Tidak pakai cuci tangan dan cuci kaki perempuan dengan rambut lurus sebahu yang diwarnai cokelat karamel itu langsung membuang tubuhnya ke tempat tidur.

Tak mengapa dengan kondisi badannya yang sudah lengket sekaligus bau bercampur keringat. Muka ayunya yang sudah kucel dengan riasannya yang sudah luntur. Karena yang paling dibutuhkan untuknya saat ini ialah tidur.

Baru sebentar tertidur. Hari baru saja berganti beberapa menit melewati tengah malam. Wati yang masih dalam kondisi cape berada di ambang antara sadar dan tidak sadar.

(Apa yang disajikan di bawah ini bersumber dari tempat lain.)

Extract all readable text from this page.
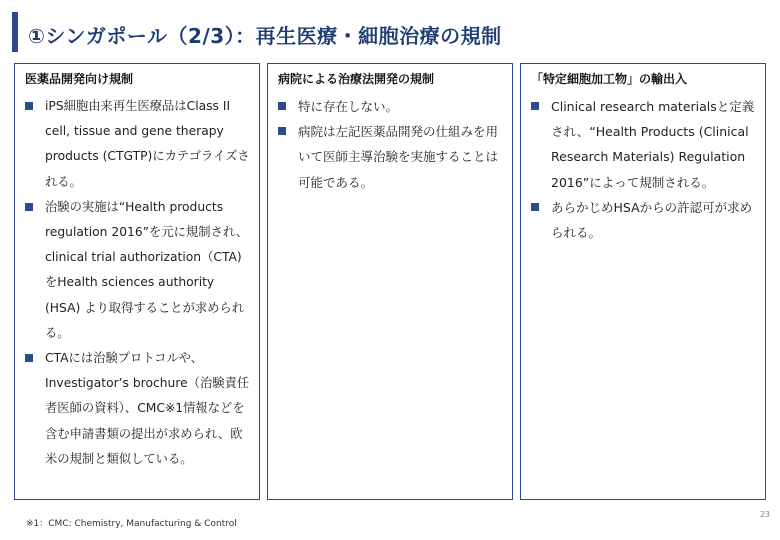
①シンガポール（2/3）：再生医療・細胞治療の規制
医薬品開発向け規制
iPS細胞由来再生医療品はClass II cell, tissue and gene therapy products (CTGTP)にカテゴライズされる。
治験の実施は“Health products regulation 2016”を元に規制され、clinical trial authorization（CTA) をHealth sciences authority (HSA) より取得することが求められる。
CTAには治験プロトコルや、Investigator’s brochure（治験責任者医師の資料）、CMC※1情報などを含む申請書類の提出が求められ、欧米の規制と類似している。
病院による治療法開発の規制
特に存在しない。
病院は左記医薬品開発の仕組みを用いて医師主導治験を実施することは可能である。
「特定細胞加工物」の輸出入
Clinical research materialsと定義され、“Health Products (Clinical Research Materials) Regulation 2016”によって規制される。
あらかじめHSAからの許認可が求められる。
※1：CMC: Chemistry, Manufacturing & Control
23
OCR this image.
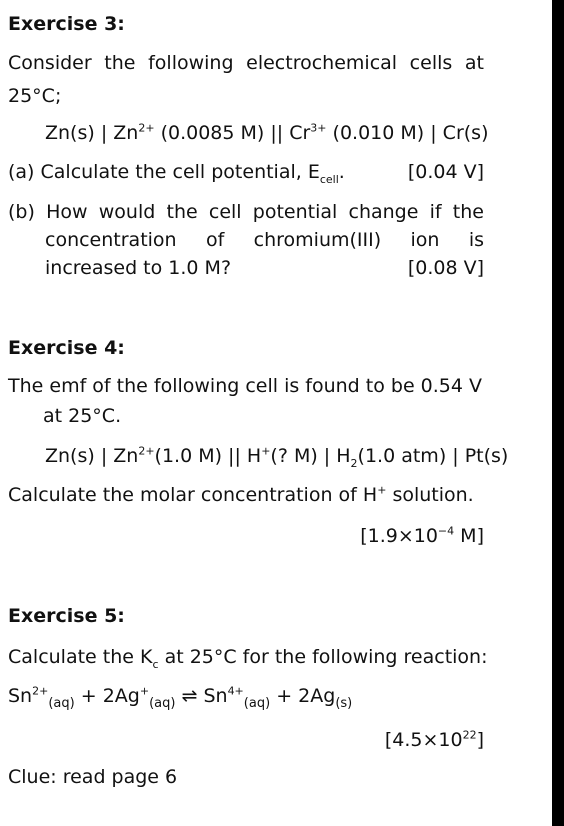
Exercise 3:
Consider the following electrochemical cells at
25°C;
Zn(s) | $Zn^{2+}$ (0.0085 M) || $Cr^{3+}$ (0.010 M) | Cr(s)
(a) Calculate the cell potential, $E_{cell}$.	[0.04 V]
(b) How would the cell potential change if the
concentration of chromium(III) ion is
increased to 1.0 M?	[0.08 V]
Exercise 4:
The emf of the following cell is found to be 0.54 V
at 25°C.
Zn(s) | $Zn^{2+}(1.0$ M) || H+(? M) | $H_2(1.0$ atm) | Pt(s)
Calculate the molar concentration of H+ solution.
[$1.9\times 10^{-4}$ M]
Exercise 5:
Calculate the $K_c$ at 25°C for the following reaction:
$Sn^{2+}_{(aq)} + 2Ag^+_{(aq)}$ ⇌ $Sn^{4+}_{(aq)} + 2Ag_{(s)}$
$[4.5\times 10^{22}]$
Clue: read page 6
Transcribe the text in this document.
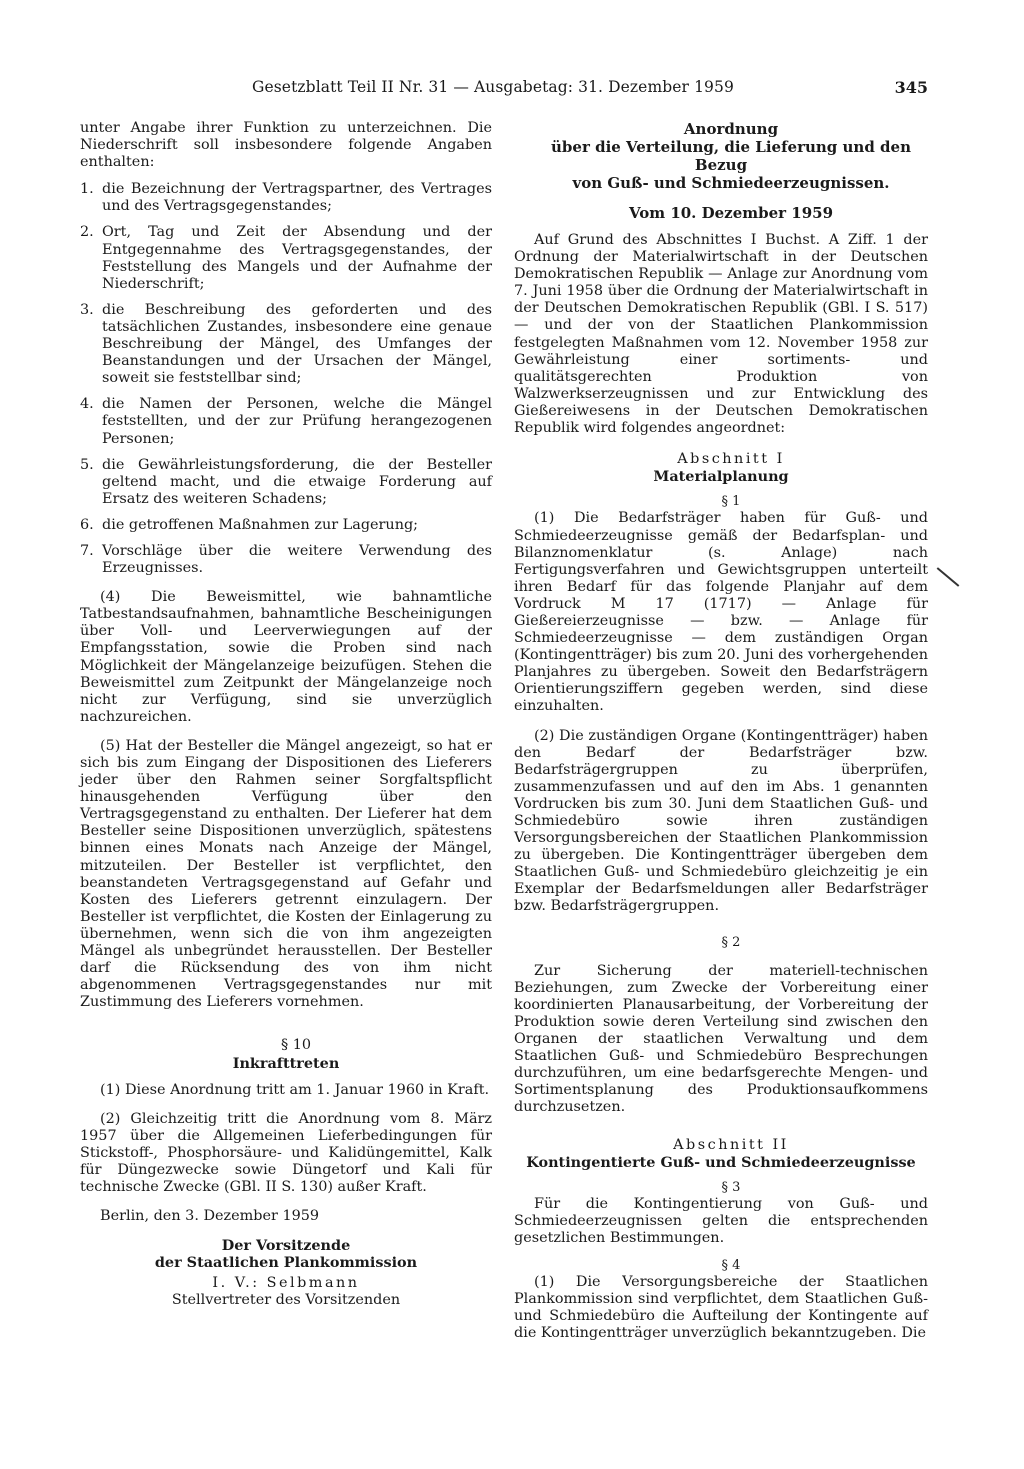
Gesetzblatt Teil II Nr. 31 — Ausgabetag: 31. Dezember 1959	345

unter Angabe ihrer Funktion zu unterzeichnen. Die Niederschrift soll insbesondere folgende Angaben enthalten:

1. die Bezeichnung der Vertragspartner, des Vertrages und des Vertragsgegenstandes;
2. Ort, Tag und Zeit der Absendung und der Entgegennahme des Vertragsgegenstandes, der Feststellung des Mangels und der Aufnahme der Niederschrift;
3. die Beschreibung des geforderten und des tatsächlichen Zustandes, insbesondere eine genaue Beschreibung der Mängel, des Umfanges der Beanstandungen und der Ursachen der Mängel, soweit sie feststellbar sind;
4. die Namen der Personen, welche die Mängel feststellten, und der zur Prüfung herangezogenen Personen;
5. die Gewährleistungsforderung, die der Besteller geltend macht, und die etwaige Forderung auf Ersatz des weiteren Schadens;
6. die getroffenen Maßnahmen zur Lagerung;
7. Vorschläge über die weitere Verwendung des Erzeugnisses.

(4) Die Beweismittel, wie bahnamtliche Tatbestandsaufnahmen, bahnamtliche Bescheinigungen über Voll- und Leerverwiegungen auf der Empfangsstation, sowie die Proben sind nach Möglichkeit der Mängelanzeige beizufügen. Stehen die Beweismittel zum Zeitpunkt der Mängelanzeige noch nicht zur Verfügung, sind sie unverzüglich nachzureichen.

(5) Hat der Besteller die Mängel angezeigt, so hat er sich bis zum Eingang der Dispositionen des Lieferers jeder über den Rahmen seiner Sorgfaltspflicht hinausgehenden Verfügung über den Vertragsgegenstand zu enthalten. Der Lieferer hat dem Besteller seine Dispositionen unverzüglich, spätestens binnen eines Monats nach Anzeige der Mängel, mitzuteilen. Der Besteller ist verpflichtet, den beanstandeten Vertragsgegenstand auf Gefahr und Kosten des Lieferers getrennt einzulagern. Der Besteller ist verpflichtet, die Kosten der Einlagerung zu übernehmen, wenn sich die von ihm angezeigten Mängel als unbegründet herausstellen. Der Besteller darf die Rücksendung des von ihm nicht abgenommenen Vertragsgegenstandes nur mit Zustimmung des Lieferers vornehmen.

§ 10

Inkrafttreten

(1) Diese Anordnung tritt am 1. Januar 1960 in Kraft.

(2) Gleichzeitig tritt die Anordnung vom 8. März 1957 über die Allgemeinen Lieferbedingungen für Stickstoff-, Phosphorsäure- und Kalidüngemittel, Kalk für Düngezwecke sowie Düngetorf und Kali für technische Zwecke (GBl. II S. 130) außer Kraft.

Berlin, den 3. Dezember 1959

Der Vorsitzende
der Staatlichen Plankommission
I. V.: Selbmann
Stellvertreter des Vorsitzenden

Anordnung

über die Verteilung, die Lieferung und den Bezug

von Guß- und Schmiedeerzeugnissen.

Vom 10. Dezember 1959

Auf Grund des Abschnittes I Buchst. A Ziff. 1 der Ordnung der Materialwirtschaft in der Deutschen Demokratischen Republik — Anlage zur Anordnung vom 7. Juni 1958 über die Ordnung der Materialwirtschaft in der Deutschen Demokratischen Republik (GBl. I S. 517) — und der von der Staatlichen Plankommission festgelegten Maßnahmen vom 12. November 1958 zur Gewährleistung einer sortiments- und qualitätsgerechten Produktion von Walzwerkserzeugnissen und zur Entwicklung des Gießereiwesens in der Deutschen Demokratischen Republik wird folgendes angeordnet:

Abschnitt I

Materialplanung

§ 1

(1) Die Bedarfsträger haben für Guß- und Schmiedeerzeugnisse gemäß der Bedarfsplan- und Bilanznomenklatur (s. Anlage) nach Fertigungsverfahren und Gewichtsgruppen unterteilt ihren Bedarf für das folgende Planjahr auf dem Vordruck M 17 (1717) — Anlage für Gießereierzeugnisse — bzw. — Anlage für Schmiedeerzeugnisse — dem zuständigen Organ (Kontingentträger) bis zum 20. Juni des vorhergehenden Planjahres zu übergeben. Soweit den Bedarfsträgern Orientierungsziffern gegeben werden, sind diese einzuhalten.

(2) Die zuständigen Organe (Kontingentträger) haben den Bedarf der Bedarfsträger bzw. Bedarfsträgergruppen zu überprüfen, zusammenzufassen und auf den im Abs. 1 genannten Vordrucken bis zum 30. Juni dem Staatlichen Guß- und Schmiedebüro sowie ihren zuständigen Versorgungsbereichen der Staatlichen Plankommission zu übergeben. Die Kontingentträger übergeben dem Staatlichen Guß- und Schmiedebüro gleichzeitig je ein Exemplar der Bedarfsmeldungen aller Bedarfsträger bzw. Bedarfsträgergruppen.

§ 2

Zur Sicherung der materiell-technischen Beziehungen, zum Zwecke der Vorbereitung einer koordinierten Planausarbeitung, der Vorbereitung der Produktion sowie deren Verteilung sind zwischen den Organen der staatlichen Verwaltung und dem Staatlichen Guß- und Schmiedebüro Besprechungen durchzuführen, um eine bedarfsgerechte Mengen- und Sortimentsplanung des Produktionsaufkommens durchzusetzen.

Abschnitt II

Kontingentierte Guß- und Schmiedeerzeugnisse

§ 3

Für die Kontingentierung von Guß- und Schmiedeerzeugnissen gelten die entsprechenden gesetzlichen Bestimmungen.

§ 4

(1) Die Versorgungsbereiche der Staatlichen Plankommission sind verpflichtet, dem Staatlichen Guß- und Schmiedebüro die Aufteilung der Kontingente auf die Kontingentträger unverzüglich bekanntzugeben. Die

Tubuhnya seperti sudah terbangun. Tapi ia melihat sekeliling ruang kamarnya dalam keadaan yang serba memudar. Dan di dalam pandangannya itu ia melihat sosok yang membuatnya bergidik ketakutan. Seumur hidupnya ia belum pernah mengalami kengerian seperti apa yang ia rasakan sekarang.

Sosok itu adalah perempuan berambut hitam panjang tergerai sedang berdiri di dalam kamar memunggunginya. Tubuh Wati seketika menjadi kaku. Ia juga kesulitan untuk menggerakkan mulutnya.

Dalam posisi yang membuatnya susah bergerak itu Wati mau tidak mau harus menyaksikan penampakan yang mengerikan itu.

Ia semakin ketakutan ketika sosok perempuan bergaun putih panjang itu perlahan mulai menggerakkan kepalanya ke arah kanan. Wajah perempuan itu tampak mengintip di balik rambut yang menutupi sebagian wajahnya. Matanya menatap tajam ke arah Wati.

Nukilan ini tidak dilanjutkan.